Patrick Kempfer, Opinion Editor

This week, I’d like to talk about forgiveness. What I think of as forgiveness probably differs from yours, because we’re different people. Some things can exist on common ground, and maybe that’s what I aim to discover.

I am a recovering addict, and I believe addiction transcends chemical use, therefore, when an addict puts down the drugs they’re still an addict. Perhaps now worse, since their addiction has no central focus, and is chaotic and spider-webbing in all directions. It might help to think of a drug habit as the addict’s lightening rod; ready to channel the strike of addictive tendencies, and absorb in the usual manner of jails, institutions, and death. These are easy-to-understand outcomes for any addict and for the most part, their families. But what happens when the addict no longer has that channeling device, and the strike of addiction isn’t so obvious, or worse yet, it has become a more socially acceptable behavior.

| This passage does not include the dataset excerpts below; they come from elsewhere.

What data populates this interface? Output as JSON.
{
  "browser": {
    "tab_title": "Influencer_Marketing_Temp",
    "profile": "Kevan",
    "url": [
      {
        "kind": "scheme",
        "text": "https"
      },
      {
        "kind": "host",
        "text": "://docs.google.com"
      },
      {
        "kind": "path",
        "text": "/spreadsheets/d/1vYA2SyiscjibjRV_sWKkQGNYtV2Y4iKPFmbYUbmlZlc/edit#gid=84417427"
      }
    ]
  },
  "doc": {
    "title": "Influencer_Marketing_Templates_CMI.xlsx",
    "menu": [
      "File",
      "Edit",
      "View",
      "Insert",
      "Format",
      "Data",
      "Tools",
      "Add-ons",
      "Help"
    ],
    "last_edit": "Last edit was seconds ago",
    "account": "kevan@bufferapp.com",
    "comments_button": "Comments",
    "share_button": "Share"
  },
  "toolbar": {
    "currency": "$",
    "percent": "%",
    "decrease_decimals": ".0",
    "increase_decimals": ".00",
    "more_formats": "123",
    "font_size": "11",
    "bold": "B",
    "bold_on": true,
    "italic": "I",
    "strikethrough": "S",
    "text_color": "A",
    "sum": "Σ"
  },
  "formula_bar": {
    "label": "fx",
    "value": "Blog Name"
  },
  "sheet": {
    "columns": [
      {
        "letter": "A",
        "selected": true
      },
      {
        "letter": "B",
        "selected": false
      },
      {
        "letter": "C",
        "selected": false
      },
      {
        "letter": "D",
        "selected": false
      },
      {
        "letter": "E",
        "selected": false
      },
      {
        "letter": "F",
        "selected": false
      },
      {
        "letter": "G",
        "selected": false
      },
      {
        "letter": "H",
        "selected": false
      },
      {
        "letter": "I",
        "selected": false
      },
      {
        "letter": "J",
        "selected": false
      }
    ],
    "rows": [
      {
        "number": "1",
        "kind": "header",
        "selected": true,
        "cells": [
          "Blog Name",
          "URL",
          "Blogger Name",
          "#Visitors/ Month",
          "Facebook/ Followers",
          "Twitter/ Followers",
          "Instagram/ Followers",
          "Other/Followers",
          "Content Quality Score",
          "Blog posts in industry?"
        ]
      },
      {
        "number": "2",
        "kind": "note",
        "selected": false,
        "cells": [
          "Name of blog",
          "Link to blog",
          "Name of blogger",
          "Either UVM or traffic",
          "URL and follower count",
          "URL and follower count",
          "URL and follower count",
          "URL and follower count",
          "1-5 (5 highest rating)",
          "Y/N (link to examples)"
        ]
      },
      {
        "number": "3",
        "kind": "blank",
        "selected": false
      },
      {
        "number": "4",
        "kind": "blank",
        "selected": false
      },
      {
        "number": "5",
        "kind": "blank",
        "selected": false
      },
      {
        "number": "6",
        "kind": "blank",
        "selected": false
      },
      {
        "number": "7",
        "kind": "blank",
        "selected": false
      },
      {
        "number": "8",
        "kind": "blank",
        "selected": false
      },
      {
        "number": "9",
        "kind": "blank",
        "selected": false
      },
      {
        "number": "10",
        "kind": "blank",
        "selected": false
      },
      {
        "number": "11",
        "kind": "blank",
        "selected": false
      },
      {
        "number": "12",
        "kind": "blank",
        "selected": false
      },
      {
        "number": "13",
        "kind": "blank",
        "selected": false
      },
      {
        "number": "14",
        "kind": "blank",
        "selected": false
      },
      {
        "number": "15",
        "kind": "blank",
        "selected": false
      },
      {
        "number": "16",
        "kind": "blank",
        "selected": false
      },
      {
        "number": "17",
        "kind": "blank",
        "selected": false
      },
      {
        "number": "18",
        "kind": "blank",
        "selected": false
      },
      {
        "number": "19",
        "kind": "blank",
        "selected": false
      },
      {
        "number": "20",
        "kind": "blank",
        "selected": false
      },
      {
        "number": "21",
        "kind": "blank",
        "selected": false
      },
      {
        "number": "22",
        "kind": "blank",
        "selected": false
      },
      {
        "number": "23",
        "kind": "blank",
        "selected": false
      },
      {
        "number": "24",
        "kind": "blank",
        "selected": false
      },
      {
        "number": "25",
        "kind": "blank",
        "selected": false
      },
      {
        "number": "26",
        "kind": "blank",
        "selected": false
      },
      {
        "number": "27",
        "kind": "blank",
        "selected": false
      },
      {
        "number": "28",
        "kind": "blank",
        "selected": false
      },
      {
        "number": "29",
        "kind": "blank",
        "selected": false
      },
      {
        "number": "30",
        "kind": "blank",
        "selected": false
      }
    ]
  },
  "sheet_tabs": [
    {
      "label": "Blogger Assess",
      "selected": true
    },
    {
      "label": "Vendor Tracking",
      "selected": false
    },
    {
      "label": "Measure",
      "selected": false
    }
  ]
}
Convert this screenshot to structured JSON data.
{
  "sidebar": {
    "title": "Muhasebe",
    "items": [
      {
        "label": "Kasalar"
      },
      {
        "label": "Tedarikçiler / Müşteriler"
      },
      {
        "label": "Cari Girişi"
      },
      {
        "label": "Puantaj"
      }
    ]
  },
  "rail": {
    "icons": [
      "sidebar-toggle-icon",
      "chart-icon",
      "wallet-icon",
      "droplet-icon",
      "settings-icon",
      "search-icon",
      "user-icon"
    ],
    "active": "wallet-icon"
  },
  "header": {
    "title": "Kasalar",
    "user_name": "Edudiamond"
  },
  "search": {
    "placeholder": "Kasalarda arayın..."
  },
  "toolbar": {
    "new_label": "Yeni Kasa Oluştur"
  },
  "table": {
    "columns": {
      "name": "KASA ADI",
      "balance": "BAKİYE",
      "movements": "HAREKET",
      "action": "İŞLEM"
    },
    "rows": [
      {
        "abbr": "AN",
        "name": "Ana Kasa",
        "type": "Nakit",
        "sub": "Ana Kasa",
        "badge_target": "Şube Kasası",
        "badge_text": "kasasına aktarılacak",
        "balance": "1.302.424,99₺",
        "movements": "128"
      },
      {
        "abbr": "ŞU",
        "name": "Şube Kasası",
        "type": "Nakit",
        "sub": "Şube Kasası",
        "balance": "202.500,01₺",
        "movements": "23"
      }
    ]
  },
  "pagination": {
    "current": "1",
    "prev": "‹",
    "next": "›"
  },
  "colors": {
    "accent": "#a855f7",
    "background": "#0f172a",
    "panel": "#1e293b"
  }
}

The ways in which an addict can succumb to their disease of addiction, the effects that stretch out beyond that addict’s literal self, and the horrific ways it affects those close to them are too much to describe in column.

But what I would like to put focus on is how these more subtle versions of one’s addiction can manifest in a behavior, and how that can also do great insidious damage. We can without even realizing it, become the same type of marionettes to our provoking masters as we once were with drugs, by simply trying to do something as simple as practicing a positive change in our lives.

In the world of recovery, and in recovery language, there are sometimes principles that might be practiced in an effort to alter one’s attitude and behavior. When practiced well, and often, they can have magnificent positive effects. However, when practiced haphazardly, the consequences can be devastating.

Case in point: forgiveness is something we often wish to do when it comes to those who have wronged us, offended us, or been more or less than what we wished, wanted, or needed them to be. This attachment is in itself, a selfish and expectational perspective to hold on outward relationships, and is usually related to codependency, another form of addiction.

Nevertheless, when we put ourselves in a position of being the “forgiver,” we may be forgetting our own place in the hierarchy of our personal responsibilities. It is not our place to forgive because it is not our hurt feelings that brings us pain. Our pain comes from the battle between what’s true and what’s expected.

This battle wages on inside of us, in our diseased brain, and will not let up until we address it internally. In matters involving myself, where I feel like it’s me who I must forgive, the same tends to hold true. To wish to forgive implies a previous judgment, which in turn requires me to hold up an expected outcome to a natural truth, however uncomfortable, and find some semblance of peace.

The problem with either of these situations is that I am in a war, an inner turmoil over reality and fantasy, and the only way to overcome it is to just give up, to accept, to surrender to the fact that I cannot change the stupid and the wicked, just move on. I cannot force myself to like, or even love an enemy, but I can wish them peace. The truth is that I cannot be something that I am not, but I can move forward trying new things in order to gain a greater perspective on life, and no matter how I try to strangle the truth into what I wish it could be, I am only me: perfectly fallible, and restricted by gravity.